Fact is, more people are enjoying a better standard of living now than have ever enjoyed it in the past. That's right: despite the recession and whatever political or cultural Armageddon you want to buy into, humanity as a whole has never had it so good.
Sure, there are pockets of sheer hell, and, frankly, we could do a lot more to raise the standard of the average world citizen (rather than having a few with too much and too many with too little). But, even compared to a couple of decades ago, more of us are living better than ever.
Recently, I read an article written by a professor of English where he lamented the level of discourse on the internet. He likened the blogosphere to Hobbes's Leviathan, and he pined for the past, when learned men engaged each other in lively argument based on commonalities of high culture.
I call shenanigans. The times he harkened for never existed. Sure, the literature of the time is well-mannered and highly-wrought, and it seems that people engaged in oral argument that used classic rhetorical flourishes more than we do now -- but, we're talking about a very slim, select slice of the populace: mainly white men with educations and land. The rest of the unwashed and disenfranchized were too busy working 12-hour days, 6 days-per-week to, you know, memorize Robert's Rules of Order.
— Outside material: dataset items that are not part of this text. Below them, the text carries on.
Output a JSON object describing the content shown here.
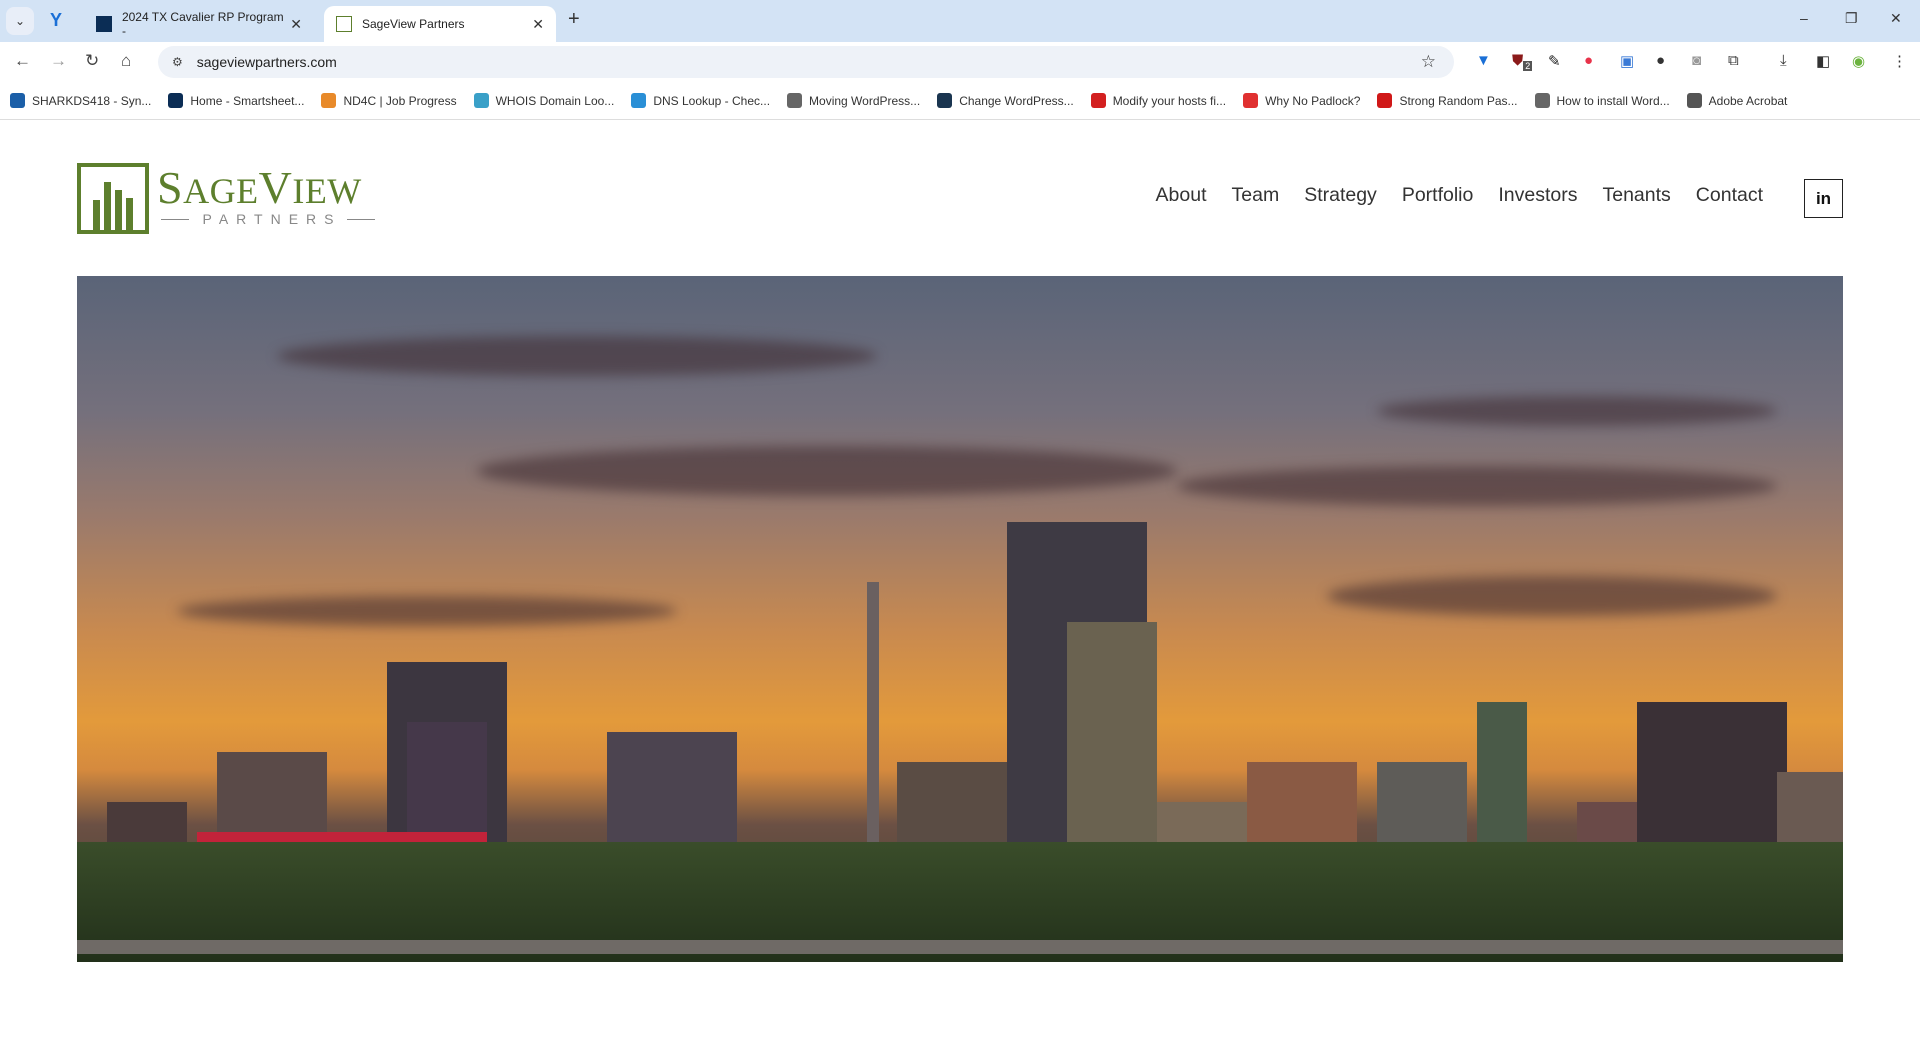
{
  "browser": {
    "tabs": [
      {
        "title": "2024 TX Cavalier RP Program -",
        "active": false
      },
      {
        "title": "SageView Partners",
        "active": true
      }
    ],
    "url": "sageviewpartners.com",
    "extension_badge": "2",
    "bookmarks": [
      {
        "label": "SHARKDS418 - Syn...",
        "color": "#1b5fa8"
      },
      {
        "label": "Home - Smartsheet...",
        "color": "#0b2d55"
      },
      {
        "label": "ND4C | Job Progress",
        "color": "#e88a2a"
      },
      {
        "label": "WHOIS Domain Loo...",
        "color": "#3aa0c8"
      },
      {
        "label": "DNS Lookup - Chec...",
        "color": "#2a8fd6"
      },
      {
        "label": "Moving WordPress...",
        "color": "#666666"
      },
      {
        "label": "Change WordPress...",
        "color": "#1a3550"
      },
      {
        "label": "Modify your hosts fi...",
        "color": "#d32020"
      },
      {
        "label": "Why No Padlock?",
        "color": "#e03030"
      },
      {
        "label": "Strong Random Pas...",
        "color": "#d01818"
      },
      {
        "label": "How to install Word...",
        "color": "#666666"
      },
      {
        "label": "Adobe Acrobat",
        "color": "#555555"
      }
    ]
  },
  "site": {
    "logo": {
      "title_first": "S",
      "title_rest": "AGE",
      "title_v": "V",
      "title_end": "IEW",
      "subtitle": "PARTNERS",
      "brand_color": "#5d7f2d"
    },
    "nav": [
      "About",
      "Team",
      "Strategy",
      "Portfolio",
      "Investors",
      "Tenants",
      "Contact"
    ],
    "linkedin_label": "in"
  }
}
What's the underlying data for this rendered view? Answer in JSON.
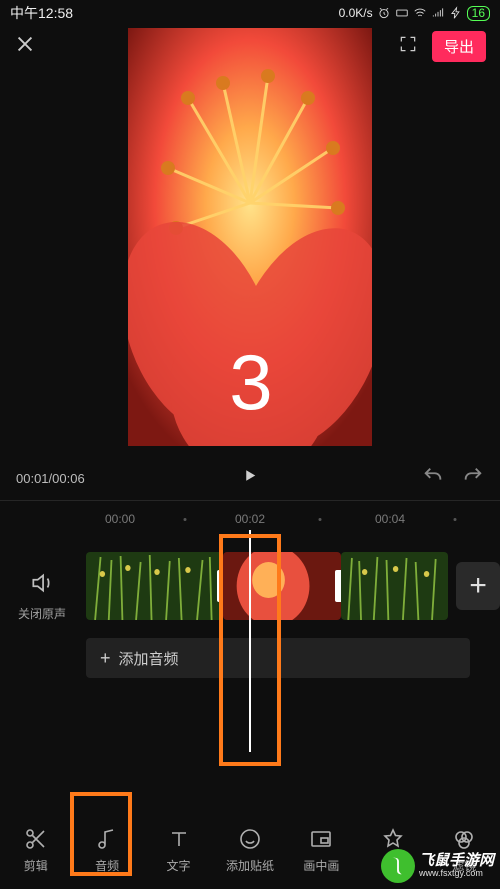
{
  "status": {
    "time": "中午12:58",
    "net": "0.0K/s",
    "battery": "16"
  },
  "topbar": {
    "export_label": "导出"
  },
  "preview": {
    "countdown": "3"
  },
  "playback": {
    "current": "00:01",
    "total": "00:06"
  },
  "ruler": {
    "labels": [
      "00:00",
      "00:02",
      "00:04"
    ]
  },
  "mute": {
    "label": "关闭原声"
  },
  "add_audio": {
    "label": "添加音频"
  },
  "toolbar": {
    "items": [
      {
        "id": "edit",
        "label": "剪辑"
      },
      {
        "id": "audio",
        "label": "音频"
      },
      {
        "id": "text",
        "label": "文字"
      },
      {
        "id": "sticker",
        "label": "添加贴纸"
      },
      {
        "id": "pip",
        "label": "画中画"
      },
      {
        "id": "effect",
        "label": "特效"
      },
      {
        "id": "filter",
        "label": "滤镜"
      }
    ]
  },
  "watermark": {
    "line1": "飞鼠手游网",
    "line2": "www.fsxtgy.com"
  }
}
So, yeah, I love it when someone starts spouting off about how we should "return" to those great days of the past when everything was so much better. It usually only takes a little digging to figure out that what they really mean is they want to change things so that they have more power (or money or whatever) than they think they do. Most of the time, people who talk about "returning to the great days of the past" do so because they think they deserve more than they have.
And, yeah, I find that it's usually a white guy who who talks like this, but I've heard people of other skin tones and genders say the same thing. And it never takes long to find out that their vision of the past is more nostalgia than fact.
So, instead of taking about how bad things are compared to how they were, why don't we just chuck the rose-colored hindsight and focus on the here-and-now and engage each other in real and practical terms? Like what we're going to buy when it's time to upgrade our smartphones, or when the lease runs out on our SUV?